Whether through grant application forms, interviews, metrics, internal reviews, external reviews or lotteries, funders want their proposal selection processes to do one thing: select the proposals most likely to meet their objectives, such as the creation of new knowledge or the application of research to societal challenges. Increasingly, funders recognise the importance of including a diversity of individuals and approaches in order to meet these objectives. Despite recognition of the importance of diversity, persistent inequalities in research funding are observed across many settings. Inequalities have been frequently reported for gender, but also exist across ethnicities and different fields.
Research examining gender inequalities has suggested various possible explanatory factors. Unconscious bias on the part of reviewers may play a role, as may differences between scientific fields, in applicant track records and in how applicants describe their own work. The selection process a funder uses may mitigate or exacerbate these factors.
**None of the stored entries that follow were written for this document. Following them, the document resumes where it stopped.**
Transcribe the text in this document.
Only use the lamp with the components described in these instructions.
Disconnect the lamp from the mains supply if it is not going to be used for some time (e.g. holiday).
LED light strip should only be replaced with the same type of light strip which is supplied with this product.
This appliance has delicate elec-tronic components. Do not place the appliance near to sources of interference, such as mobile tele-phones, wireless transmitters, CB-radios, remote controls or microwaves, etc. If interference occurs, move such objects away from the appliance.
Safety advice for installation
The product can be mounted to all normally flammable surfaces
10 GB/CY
The CRITERIA project will use data from many funders who each use a variety of different selection processes in different contexts. We will use the Funder Data Platform to: a) examine where funding inequalities do and do not exist for gender and scientific field and b) test different explanations for the presence or absence of these inequalities using a mixture of qualitative and quantitative data. This may include data from funder selection processes such as their review criteria, characteristics of applicants such as their gender, and characteristics of their applications such as the scientific field or patterns of language use. The outputs of CRITERIA will help funders understand the potential drivers of inequalities in research funding, and identify where mitigation is possible through changes to their selection processes.